It is a dmoz.org like directory about recent articles about the Sementic Web - quite complete and picks up a lot of biz oriented articles
New fresh article on WashingtonPost about TimBL his view of the Semantic Web. The article also tries to outline the differences between WebServices and the SW. IBM seems not believing much in it and about the mental leap involved. Bob Suter, IBM's director of Web services clearly says that "The fundamental problem is people are going to be lazy about adding all this extra information to their Web pages".
This reminds me about the Metacrap article about users' laziness to fill up more forms, more fields i.e. make the additional step - I believe instead that the bigger challenge of the SW is to actually write clever bots, crawlers, scraper and web mining tools which will actually infer or derive metadata and relationships automatically, without human intervention. See also previous post about using TrackBack/PingBack techniques to infer links.
interesting... and brings some ideas. see the full article.
..in the technology world, the blog has become the standard news medium: and especially at this conference. Throughout the four days, perhaps 50 of the attendees "blogged" the proceedings. Sometimes live: with blog entries being added in the middle of lectures, using laptops and the hotel's wireless network. With digital cameras allowing pictures to be seen within seconds, chat rooms allowing commentaries to be typed to interested parties worldwide, and a knowledgeable audience keen to disseminate the information, old school newspaper reporters were scooped so hard that most gave up and retired to the bar.
perhaps too enthusiastic....
An intersting article about blogs. in the latimes.com. Let me just borrow few sentencies...
You can go with a well-researched, vetted, authoritative voice. Or you can find 50 voices [on a blog] that are wildly, hugely passionate, often one-sided and frequently wrong, but presenting a wider spectrum of viewpoints. That is frequently a better way of getting at the truth.
This fall, UC Berkeley is offering a class on Web logs for the first time--through its highly regarded Graduate School of Journalism.
for the rest, please read the full article.
Something interesting to cross/integrate with Semantic Stuff?
Shelley started to post chapters of the book for review.
For the TOC and the M$ Word document version of the chapters see the TOC at the bottom left of this page.
It seems big names are moving (again) toward "federated" or distributed databases workingl with different types of data. This time with a solution based on XML. See an interesting page on c|net and the Xperanto announcement of IBM. This seems a pure XML - based approach, no things such as RDF mentioned there.
Problems were and will always be the same there but, XML can simplify data handling and light protocols can simplify query distribution.
I believe this is still "half" of the story. RDF (or something similar) will be needed to describe with an unique language different (up to extremely different) resources available on the network in a real-world application. This seems powerful than usage of XML only.

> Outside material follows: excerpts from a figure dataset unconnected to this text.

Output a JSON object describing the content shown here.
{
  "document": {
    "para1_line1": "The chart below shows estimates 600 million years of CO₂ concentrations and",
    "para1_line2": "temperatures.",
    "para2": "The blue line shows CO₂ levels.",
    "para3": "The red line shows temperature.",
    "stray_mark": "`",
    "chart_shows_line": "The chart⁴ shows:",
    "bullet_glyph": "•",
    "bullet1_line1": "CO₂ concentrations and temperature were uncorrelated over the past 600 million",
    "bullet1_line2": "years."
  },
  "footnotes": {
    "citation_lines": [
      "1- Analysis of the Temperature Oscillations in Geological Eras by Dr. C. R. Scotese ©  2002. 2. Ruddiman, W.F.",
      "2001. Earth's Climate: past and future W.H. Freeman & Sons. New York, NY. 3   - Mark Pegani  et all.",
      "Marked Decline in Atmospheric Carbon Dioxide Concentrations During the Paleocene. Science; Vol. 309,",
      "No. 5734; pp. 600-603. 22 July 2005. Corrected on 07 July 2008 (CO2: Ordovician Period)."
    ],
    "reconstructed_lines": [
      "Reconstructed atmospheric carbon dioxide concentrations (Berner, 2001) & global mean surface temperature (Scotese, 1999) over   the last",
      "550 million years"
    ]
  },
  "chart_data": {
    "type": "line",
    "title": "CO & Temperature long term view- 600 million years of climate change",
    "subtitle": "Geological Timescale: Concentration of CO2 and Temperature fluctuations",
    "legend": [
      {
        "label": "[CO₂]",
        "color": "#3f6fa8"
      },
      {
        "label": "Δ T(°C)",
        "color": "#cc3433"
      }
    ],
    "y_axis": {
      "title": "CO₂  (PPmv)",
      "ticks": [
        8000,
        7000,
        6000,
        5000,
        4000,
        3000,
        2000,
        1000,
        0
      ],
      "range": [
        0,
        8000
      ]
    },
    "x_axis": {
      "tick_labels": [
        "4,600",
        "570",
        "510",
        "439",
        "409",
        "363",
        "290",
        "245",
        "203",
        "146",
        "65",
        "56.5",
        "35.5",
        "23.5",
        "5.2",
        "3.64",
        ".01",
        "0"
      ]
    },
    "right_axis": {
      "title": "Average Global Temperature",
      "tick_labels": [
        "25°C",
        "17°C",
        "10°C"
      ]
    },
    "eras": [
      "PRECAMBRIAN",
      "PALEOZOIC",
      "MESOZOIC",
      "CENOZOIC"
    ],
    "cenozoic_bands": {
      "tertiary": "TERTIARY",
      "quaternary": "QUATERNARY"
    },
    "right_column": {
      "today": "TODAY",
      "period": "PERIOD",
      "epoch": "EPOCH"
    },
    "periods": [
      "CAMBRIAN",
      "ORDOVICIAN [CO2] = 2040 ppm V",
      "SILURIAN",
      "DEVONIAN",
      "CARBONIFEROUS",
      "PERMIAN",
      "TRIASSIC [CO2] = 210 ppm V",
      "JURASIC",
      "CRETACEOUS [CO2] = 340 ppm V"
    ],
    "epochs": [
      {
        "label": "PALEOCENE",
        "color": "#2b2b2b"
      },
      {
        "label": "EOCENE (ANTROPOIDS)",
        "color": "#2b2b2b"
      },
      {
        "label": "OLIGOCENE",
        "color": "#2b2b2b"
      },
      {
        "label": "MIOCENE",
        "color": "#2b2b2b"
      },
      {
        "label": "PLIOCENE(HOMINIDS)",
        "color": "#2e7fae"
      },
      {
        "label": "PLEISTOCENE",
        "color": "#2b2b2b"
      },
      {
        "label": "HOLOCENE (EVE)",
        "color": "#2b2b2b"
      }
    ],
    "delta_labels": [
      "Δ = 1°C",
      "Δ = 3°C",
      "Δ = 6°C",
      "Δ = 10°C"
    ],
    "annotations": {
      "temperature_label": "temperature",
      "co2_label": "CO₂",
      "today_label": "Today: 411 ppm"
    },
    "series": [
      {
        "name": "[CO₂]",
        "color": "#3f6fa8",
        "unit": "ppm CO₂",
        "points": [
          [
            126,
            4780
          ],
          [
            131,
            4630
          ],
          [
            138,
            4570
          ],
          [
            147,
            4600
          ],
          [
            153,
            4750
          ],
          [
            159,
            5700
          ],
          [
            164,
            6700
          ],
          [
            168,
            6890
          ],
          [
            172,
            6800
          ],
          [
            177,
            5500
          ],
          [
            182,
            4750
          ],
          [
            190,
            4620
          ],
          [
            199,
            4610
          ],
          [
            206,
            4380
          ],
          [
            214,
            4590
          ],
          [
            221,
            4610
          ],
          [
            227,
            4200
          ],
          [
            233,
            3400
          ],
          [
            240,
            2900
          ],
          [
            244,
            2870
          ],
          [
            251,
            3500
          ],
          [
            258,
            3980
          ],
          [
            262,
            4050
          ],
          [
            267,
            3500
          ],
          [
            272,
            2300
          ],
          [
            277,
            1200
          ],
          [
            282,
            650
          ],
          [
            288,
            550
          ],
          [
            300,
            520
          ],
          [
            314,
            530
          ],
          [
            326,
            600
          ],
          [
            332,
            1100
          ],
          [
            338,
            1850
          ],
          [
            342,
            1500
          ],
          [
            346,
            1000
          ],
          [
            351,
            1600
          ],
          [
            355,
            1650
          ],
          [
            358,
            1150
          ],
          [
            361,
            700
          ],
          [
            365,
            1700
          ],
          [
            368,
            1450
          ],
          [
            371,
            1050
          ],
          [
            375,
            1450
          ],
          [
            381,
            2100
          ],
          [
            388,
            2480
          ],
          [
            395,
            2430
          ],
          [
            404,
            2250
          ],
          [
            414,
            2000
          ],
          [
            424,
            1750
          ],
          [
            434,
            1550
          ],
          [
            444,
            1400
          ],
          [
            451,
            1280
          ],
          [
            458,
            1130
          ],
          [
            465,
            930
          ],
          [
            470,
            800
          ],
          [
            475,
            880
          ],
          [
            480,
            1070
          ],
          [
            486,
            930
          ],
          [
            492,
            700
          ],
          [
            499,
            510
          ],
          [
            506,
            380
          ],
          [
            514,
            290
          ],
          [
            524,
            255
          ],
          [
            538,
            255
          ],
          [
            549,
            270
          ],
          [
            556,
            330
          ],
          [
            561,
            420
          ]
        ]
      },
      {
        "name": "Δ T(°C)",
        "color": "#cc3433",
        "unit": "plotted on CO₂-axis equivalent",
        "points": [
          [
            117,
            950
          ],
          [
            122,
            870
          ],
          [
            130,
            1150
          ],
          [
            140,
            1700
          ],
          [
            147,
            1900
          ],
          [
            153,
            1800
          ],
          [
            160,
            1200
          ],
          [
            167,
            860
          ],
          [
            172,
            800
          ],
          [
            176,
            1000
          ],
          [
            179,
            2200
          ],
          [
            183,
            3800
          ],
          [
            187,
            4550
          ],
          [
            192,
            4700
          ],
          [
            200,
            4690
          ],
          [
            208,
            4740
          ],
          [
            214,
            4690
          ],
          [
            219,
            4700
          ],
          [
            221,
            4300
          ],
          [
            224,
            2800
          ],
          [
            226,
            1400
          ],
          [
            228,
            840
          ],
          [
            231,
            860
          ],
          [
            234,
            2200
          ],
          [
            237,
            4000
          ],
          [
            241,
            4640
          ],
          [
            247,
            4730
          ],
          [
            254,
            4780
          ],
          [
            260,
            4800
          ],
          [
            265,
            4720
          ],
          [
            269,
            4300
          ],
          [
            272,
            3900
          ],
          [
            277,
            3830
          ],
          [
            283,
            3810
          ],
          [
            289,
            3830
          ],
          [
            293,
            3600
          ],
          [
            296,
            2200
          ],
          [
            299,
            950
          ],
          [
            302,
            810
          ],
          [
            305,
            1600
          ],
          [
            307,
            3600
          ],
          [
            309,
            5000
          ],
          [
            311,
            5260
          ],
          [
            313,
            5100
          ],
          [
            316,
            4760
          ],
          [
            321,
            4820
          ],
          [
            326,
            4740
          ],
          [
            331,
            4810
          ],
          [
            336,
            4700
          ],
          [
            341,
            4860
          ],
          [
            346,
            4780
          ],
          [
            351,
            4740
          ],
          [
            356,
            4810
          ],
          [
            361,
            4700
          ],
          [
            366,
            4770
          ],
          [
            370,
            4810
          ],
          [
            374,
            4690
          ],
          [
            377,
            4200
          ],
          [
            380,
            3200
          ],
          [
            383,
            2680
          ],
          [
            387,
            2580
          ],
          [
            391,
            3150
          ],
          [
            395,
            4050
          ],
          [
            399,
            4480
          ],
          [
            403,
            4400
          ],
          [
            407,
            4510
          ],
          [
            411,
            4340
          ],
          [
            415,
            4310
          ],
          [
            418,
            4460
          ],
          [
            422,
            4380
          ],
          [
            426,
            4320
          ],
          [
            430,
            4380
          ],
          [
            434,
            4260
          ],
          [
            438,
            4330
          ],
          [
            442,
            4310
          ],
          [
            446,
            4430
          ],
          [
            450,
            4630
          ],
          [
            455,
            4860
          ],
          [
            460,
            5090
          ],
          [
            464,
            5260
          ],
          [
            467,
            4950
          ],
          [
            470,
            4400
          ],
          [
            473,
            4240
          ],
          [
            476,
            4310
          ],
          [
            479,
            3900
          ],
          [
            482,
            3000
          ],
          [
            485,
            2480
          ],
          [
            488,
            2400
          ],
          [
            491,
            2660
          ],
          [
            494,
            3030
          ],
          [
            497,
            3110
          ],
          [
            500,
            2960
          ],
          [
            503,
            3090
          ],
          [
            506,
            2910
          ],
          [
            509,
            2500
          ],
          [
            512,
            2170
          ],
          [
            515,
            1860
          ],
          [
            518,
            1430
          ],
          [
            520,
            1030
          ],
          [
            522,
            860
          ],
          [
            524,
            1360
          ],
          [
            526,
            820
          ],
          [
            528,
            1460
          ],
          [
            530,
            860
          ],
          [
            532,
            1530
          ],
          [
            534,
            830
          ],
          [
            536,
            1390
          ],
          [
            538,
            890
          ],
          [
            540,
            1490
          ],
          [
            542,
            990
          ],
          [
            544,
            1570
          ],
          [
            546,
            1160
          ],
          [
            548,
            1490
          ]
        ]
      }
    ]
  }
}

At least, we are touching the real problem :-)
They are two similar technologies (protocols) to exchange links between blogs or weblogs. Trackback is much more RDF oriented while Pingback XML oriented and of course I like more the former :-)
There is a lot of discussion going on about the argument here and here. A comparinson of the two protocols is available here.
I think such "hyperping-ing" (hyperlinking? :-) technology could help the growth of the Semantic Web e.g. try to imagine that while weblog authors or bloggers exchange links to be displayed on their nice Web sites, at the same time they would be also exchanging metadata for free :-)
This is much in line with Stefano Mazzocchi presentation (you need RealOne player) about "automatically inferring" metadata and links between web resources, like Google, Amazon or CiteSeer are doing.
This is one of the very first and immediate to understand applications of RSS1.0, using the RDF part of it. Matt Biddulph uses RSS1.0 as a syndication format for collections of pictures together with FOAF to express who is on the pictures. He is also using WordNet vocabulary to say more interesting things like what a picture depictes. Then he also built some very nice and immediate search appication to search using WordNet terms, see paths between people or just generate simple XHTML pages telling in general terms what is a picture about. Very very effective application.
See recent email message of Matt to www-rdf-rules RDF query mailing list for a full bunch of links to his blog explaining how the thing has actually been done.
See also recent blogged article about a paper about picdiary stuff at http://www.hackdiary.com/archives/000020.html
Joseki is a server for publishing RDF models on the web. Models have URLs and they can be access by query using HTTP GET. It has been build using Jena using the RDF Net API and RDQL - the main developer behind this is Andy Seaborne from HP. Andy is also part of the Jena core team together with Brian McBride, Jarey Caroll and others.
I think is is very cool idea espeacially realted to RDQL and the Web - I also think that some of this stuff could be easily done with mod_dav and Apple technologies, but the interesting bit is the RDF behind it and the API he defined.